怒れる男がアツい作品だったのに対して、こちらはそこはかとなく「ダルい」作品。いや作品がダルいのではなく、12人の日本人がダルい。人間のダルさは今よりも昭和っぽい感じがする。

良くも悪くも元になった『怒れる男』を見る必要はない。どちらの方が良い悪いという評価も正直出来ない。ベクトルが全く違う。

敢えて言えば、『怒れる男』は陪審員制での議論のあり方のようなものが強く出ている気がする。『優しい日本人』は、陪審員制をネタに(当時の)日本人の色々なびみょーな態度が強調されている。『怒れる男』は「ああすげぇ」なのに対して『優しい日本人』が「ああだりぃ」になったのは、各々の態度が分かってしまう自分がいるからなのかもしれない。

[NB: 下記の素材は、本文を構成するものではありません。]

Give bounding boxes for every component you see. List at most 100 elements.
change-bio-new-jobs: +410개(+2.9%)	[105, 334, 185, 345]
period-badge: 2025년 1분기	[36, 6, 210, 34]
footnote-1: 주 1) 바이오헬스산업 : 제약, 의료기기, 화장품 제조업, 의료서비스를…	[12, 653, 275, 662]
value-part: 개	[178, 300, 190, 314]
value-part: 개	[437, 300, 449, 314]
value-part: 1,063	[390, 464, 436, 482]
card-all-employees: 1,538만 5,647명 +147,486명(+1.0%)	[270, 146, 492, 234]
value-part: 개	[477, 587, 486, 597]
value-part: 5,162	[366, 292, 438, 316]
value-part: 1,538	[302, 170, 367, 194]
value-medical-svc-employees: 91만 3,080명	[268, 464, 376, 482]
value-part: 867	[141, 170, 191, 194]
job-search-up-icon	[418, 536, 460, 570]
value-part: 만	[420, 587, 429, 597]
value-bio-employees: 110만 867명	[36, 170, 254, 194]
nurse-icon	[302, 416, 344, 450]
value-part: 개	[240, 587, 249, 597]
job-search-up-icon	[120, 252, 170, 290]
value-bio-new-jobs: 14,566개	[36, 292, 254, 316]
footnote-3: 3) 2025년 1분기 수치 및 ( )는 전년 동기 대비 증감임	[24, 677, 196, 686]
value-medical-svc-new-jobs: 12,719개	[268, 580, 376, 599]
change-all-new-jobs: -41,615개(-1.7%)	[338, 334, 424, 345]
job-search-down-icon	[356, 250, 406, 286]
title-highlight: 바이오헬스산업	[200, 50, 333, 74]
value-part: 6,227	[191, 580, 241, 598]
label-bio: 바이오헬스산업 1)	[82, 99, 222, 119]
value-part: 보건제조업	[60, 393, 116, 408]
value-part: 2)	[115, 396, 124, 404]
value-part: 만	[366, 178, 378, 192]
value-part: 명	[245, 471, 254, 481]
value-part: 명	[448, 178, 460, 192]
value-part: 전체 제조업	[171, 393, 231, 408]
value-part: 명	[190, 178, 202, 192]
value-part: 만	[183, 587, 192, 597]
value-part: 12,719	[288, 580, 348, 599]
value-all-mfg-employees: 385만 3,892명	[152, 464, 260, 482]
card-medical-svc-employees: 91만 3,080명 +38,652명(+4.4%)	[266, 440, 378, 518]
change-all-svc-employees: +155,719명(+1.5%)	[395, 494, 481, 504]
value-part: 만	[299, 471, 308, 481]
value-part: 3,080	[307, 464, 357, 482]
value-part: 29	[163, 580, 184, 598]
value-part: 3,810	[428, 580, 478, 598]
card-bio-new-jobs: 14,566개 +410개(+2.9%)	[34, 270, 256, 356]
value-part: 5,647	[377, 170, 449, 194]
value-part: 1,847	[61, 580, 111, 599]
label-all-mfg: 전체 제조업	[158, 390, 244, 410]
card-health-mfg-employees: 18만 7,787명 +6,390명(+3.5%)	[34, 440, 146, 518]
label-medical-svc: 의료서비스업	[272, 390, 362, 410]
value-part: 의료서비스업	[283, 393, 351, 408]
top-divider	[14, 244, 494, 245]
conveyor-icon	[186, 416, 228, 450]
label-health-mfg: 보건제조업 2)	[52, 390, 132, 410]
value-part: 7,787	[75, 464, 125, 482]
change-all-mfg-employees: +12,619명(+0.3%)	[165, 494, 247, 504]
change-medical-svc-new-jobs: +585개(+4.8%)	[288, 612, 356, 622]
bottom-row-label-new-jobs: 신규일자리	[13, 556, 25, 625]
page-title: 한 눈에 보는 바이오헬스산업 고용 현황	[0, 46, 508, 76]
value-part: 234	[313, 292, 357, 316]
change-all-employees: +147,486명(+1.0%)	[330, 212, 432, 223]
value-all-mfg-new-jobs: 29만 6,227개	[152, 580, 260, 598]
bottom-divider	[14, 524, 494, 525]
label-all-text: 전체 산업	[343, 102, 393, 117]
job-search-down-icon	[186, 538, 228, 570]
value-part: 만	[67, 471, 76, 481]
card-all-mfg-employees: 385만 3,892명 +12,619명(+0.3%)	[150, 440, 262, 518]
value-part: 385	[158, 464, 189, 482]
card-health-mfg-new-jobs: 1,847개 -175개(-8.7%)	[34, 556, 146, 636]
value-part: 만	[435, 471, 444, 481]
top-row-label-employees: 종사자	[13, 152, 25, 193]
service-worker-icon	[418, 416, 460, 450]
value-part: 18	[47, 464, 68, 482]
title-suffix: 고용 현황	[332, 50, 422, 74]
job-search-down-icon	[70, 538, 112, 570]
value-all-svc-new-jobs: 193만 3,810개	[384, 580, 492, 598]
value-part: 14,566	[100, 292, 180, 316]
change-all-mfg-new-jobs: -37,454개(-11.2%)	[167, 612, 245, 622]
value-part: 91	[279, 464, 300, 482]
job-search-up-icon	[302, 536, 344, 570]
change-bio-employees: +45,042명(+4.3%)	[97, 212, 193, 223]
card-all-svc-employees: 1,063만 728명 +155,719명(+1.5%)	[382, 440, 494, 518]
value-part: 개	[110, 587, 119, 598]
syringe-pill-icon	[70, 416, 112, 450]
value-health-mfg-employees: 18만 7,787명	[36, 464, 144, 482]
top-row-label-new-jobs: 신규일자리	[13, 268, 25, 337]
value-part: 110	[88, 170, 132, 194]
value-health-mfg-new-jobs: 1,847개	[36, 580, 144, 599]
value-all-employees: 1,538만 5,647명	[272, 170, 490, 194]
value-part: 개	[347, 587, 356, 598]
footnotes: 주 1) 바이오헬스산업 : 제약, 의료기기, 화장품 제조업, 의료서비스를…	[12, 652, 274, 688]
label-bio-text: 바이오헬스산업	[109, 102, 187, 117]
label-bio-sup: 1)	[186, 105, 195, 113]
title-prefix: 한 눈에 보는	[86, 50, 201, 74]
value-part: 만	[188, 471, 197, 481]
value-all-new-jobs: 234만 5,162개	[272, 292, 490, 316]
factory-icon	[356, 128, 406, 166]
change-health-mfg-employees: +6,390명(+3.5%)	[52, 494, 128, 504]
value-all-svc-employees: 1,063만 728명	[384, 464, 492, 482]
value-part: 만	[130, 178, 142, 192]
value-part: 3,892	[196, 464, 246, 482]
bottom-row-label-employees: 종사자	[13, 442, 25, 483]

『優しい日本人』の陪審員による事件の結論は『怒れる男』のそれよりもグダグダに見える。要は最終的には合意が取れればよし、にちょっと近い。穿ってみると、視聴者は陪審員より一歩先を見て「ああ……これは……」と事件の真相を見れる気もする。そこまで行かず、なんというか「あ、全員一致になったんでwww」みたいなところがある。

(以下ネタバレ)

思うに製作者が暗に示したいのは「男が女を突き飛ばして救った」のに、何故か裁判になってる状況なのではないかと思ったのだ。男が飛び込んだ、というのはあり得るけどおかしいし、そこで日本人が手を打ってしまうというのは、それはそれで気が利いている。物語の最後の説明は、自分には男が「悪魔のような形相で」トラックが自分たちに飛び込んでいることに気づき、女を突き飛ばしたというものだ。もっともそれなら女は尻もちを付いているのではないか、といったもっと別の疑問は湧くのだが、本編でそんな説明はもちろんない。

(以上ネタバレ)

風刺というか、茶化す目的としては非常に手が込んでいていいのだけど、ストーリーとしてはそれほど興奮する真っ直ぐさがない (『怒れる男』は興奮するのだ)。『優しい日本人』について言うと、途中で切り上げてもそれはそれで面白いだろうし、最後まで見ても全くすっきりしない。